The greenback appreciated 0.6 percent last week, according to Bloomberg Correlation-Weighted Currency Indexes, which track the performance of a basket of 10 developed-market currencies. The franc fell 0.9 percent, the Aussie dropped 0.4 percent, the yen gained 3 percent and the euro strengthened 0.3 percent.
Implied volatility among currencies surged last week, reaching the highest since June 2010, according to a JPMorgan Chase & Co. gauge. The JPMorgan Global FX Volatility Index reached 14.58 before ending the week at 13.34. The gauge is up from this year’s low of 9.99 in March.
Wagers by hedge funds and other large speculators on a decrease in the dollar are down from a record high 405,267 in March, data released Aug. 12 show. The last time there were net bets on a gain in the dollar was July 2010.
Dollar Versus Euro
The number of bets on an advance in the dollar against the euro compared with those on a decline -- so called net-longs -- rose to 8,273, from net short position of 1,763. Futures traders cut their wagers that the yen will gain to 42,149 from 58,833. Net longs for the franc declined to 4,655 from 12,341.
The euro dropped last week by the most against the yen in almost a month amid bets the debt crisis may spread to France. The Swiss franc plunged from record highs against the euro and dollar after the Swiss National Bank said a temporary peg to the euro was possible to stem the franc’s gains.
French President Nicolas Sarkozy and German Chancellor Angela Merkel will meet Aug. 16 in Paris to discuss economic governance of the euro region, according to statements from both leaders’ offices. France, Spain, Italy and Belgium imposed bans on short selling to stabilize markets after European banks hit their lowest level since the credit crisis. A short is a bet an asset will decline.
‘Sigh of Relief’
“If this ban is temporary and calms the markets and restores the credit markets, the euro will breathe a sigh of relief,” said Boris Schlossberg, director of research at the online currency trader GFT Forex in New York.
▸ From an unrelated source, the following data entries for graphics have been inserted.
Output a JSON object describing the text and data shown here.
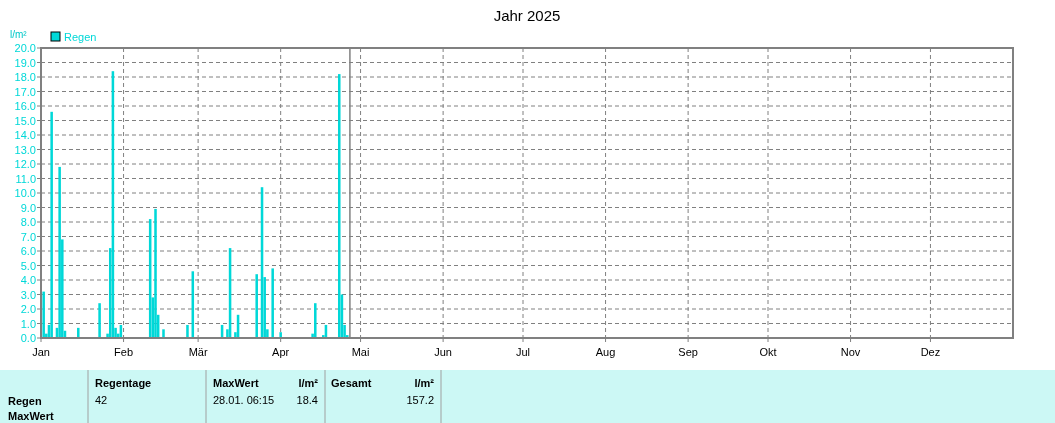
{
  "chart_data": {
    "type": "bar",
    "title": "Jahr 2025",
    "ylabel": "l/m²",
    "x": [
      "2025-01-02",
      "2025-01-03",
      "2025-01-04",
      "2025-01-05",
      "2025-01-07",
      "2025-01-08",
      "2025-01-09",
      "2025-01-10",
      "2025-01-15",
      "2025-01-23",
      "2025-01-26",
      "2025-01-27",
      "2025-01-28",
      "2025-01-29",
      "2025-01-30",
      "2025-01-31",
      "2025-02-11",
      "2025-02-12",
      "2025-02-13",
      "2025-02-14",
      "2025-02-16",
      "2025-02-25",
      "2025-02-27",
      "2025-03-10",
      "2025-03-12",
      "2025-03-13",
      "2025-03-15",
      "2025-03-16",
      "2025-03-23",
      "2025-03-25",
      "2025-03-26",
      "2025-03-27",
      "2025-03-29",
      "2025-04-01",
      "2025-04-13",
      "2025-04-14",
      "2025-04-17",
      "2025-04-18",
      "2025-04-23",
      "2025-04-24",
      "2025-04-25",
      "2025-04-26"
    ],
    "series": [
      {
        "name": "Regen",
        "color": "#00d8d8",
        "values": [
          3.2,
          0.3,
          0.9,
          15.6,
          0.7,
          11.8,
          6.8,
          0.5,
          0.7,
          2.4,
          0.3,
          6.2,
          18.4,
          0.7,
          0.3,
          0.9,
          8.2,
          2.8,
          8.9,
          1.6,
          0.6,
          0.9,
          4.6,
          0.9,
          0.6,
          6.2,
          0.4,
          1.6,
          4.4,
          10.4,
          4.2,
          0.6,
          4.8,
          0.4,
          0.3,
          2.4,
          0.2,
          0.9,
          18.2,
          3.0,
          0.9,
          0.2
        ]
      }
    ],
    "xlim": [
      "2025-01-01",
      "2026-01-01"
    ],
    "xticks": [
      {
        "value": "2025-01-01",
        "label": "Jan"
      },
      {
        "value": "2025-02-01",
        "label": "Feb"
      },
      {
        "value": "2025-03-01",
        "label": "Mär"
      },
      {
        "value": "2025-04-01",
        "label": "Apr"
      },
      {
        "value": "2025-05-01",
        "label": "Mai"
      },
      {
        "value": "2025-06-01",
        "label": "Jun"
      },
      {
        "value": "2025-07-01",
        "label": "Jul"
      },
      {
        "value": "2025-08-01",
        "label": "Aug"
      },
      {
        "value": "2025-09-01",
        "label": "Sep"
      },
      {
        "value": "2025-10-01",
        "label": "Okt"
      },
      {
        "value": "2025-11-01",
        "label": "Nov"
      },
      {
        "value": "2025-12-01",
        "label": "Dez"
      }
    ],
    "ylim": [
      0,
      20
    ],
    "yticks": [
      {
        "value": 0,
        "label": "0.0"
      },
      {
        "value": 1,
        "label": "1.0"
      },
      {
        "value": 2,
        "label": "2.0"
      },
      {
        "value": 3,
        "label": "3.0"
      },
      {
        "value": 4,
        "label": "4.0"
      },
      {
        "value": 5,
        "label": "5.0"
      },
      {
        "value": 6,
        "label": "6.0"
      },
      {
        "value": 7,
        "label": "7.0"
      },
      {
        "value": 8,
        "label": "8.0"
      },
      {
        "value": 9,
        "label": "9.0"
      },
      {
        "value": 10,
        "label": "10.0"
      },
      {
        "value": 11,
        "label": "11.0"
      },
      {
        "value": 12,
        "label": "12.0"
      },
      {
        "value": 13,
        "label": "13.0"
      },
      {
        "value": 14,
        "label": "14.0"
      },
      {
        "value": 15,
        "label": "15.0"
      },
      {
        "value": 16,
        "label": "16.0"
      },
      {
        "value": 17,
        "label": "17.0"
      },
      {
        "value": 18,
        "label": "18.0"
      },
      {
        "value": 19,
        "label": "19.0"
      },
      {
        "value": 20,
        "label": "20.0"
      }
    ],
    "grid": true,
    "legend": "top left",
    "ref_lines": [
      {
        "axis": "x",
        "value": "2025-04-27",
        "color": "#808080",
        "line_style": "solid"
      }
    ],
    "annotations": [
      "Regentage",
      "42",
      "MaxWert",
      "l/m²",
      "28.01.  06:15",
      "18.4",
      "Gesamt",
      "l/m²",
      "157.2",
      "Regen",
      "MaxWert"
    ]
  }
}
Bets against the dollar rose to 310,222 contracts on July 26, the highest level in more than two months, on concern political wrangling in Washington on raising the U.S. debt limit would erode the value of the world’s reserve currency.
President Barack Obama signed a debt-limit compromise that prevented a U.S. default on Aug. 2, the day the Treasury had warned the nation’s borrowing authority would expire, ending a months-long debate that reinforced partisan divisions.
Strategists on average expect the dollar to fall 1 percent by the fourth quarter against 47 currencies, according to data compiled by Bloomberg. That compares with a predicted 2 percent decline on July 12. Against developed-nation currencies, the dollar is forecast to gain 1 percent.
Cumulative inflows into the U.S. currency in the past five days totaled almost four times the average amount compared with the previous year, according to iFlow data from Bank of New York Mellon Corp., the world’s largest custodial bank, with more than $26 trillion in assets under administration.
“Our iFlow bond and equity indicators also confirm a shift in asset allocation preferences with U.S. equities now the strongest net bought across the board given portfolio managers with longer-term investment horizons looking to avail of bargains at very attractive re-entry levels,” Samarjit Shankar, a managing director for the foreign-exchange group in Boston at BNY Mellon, wrote to clients.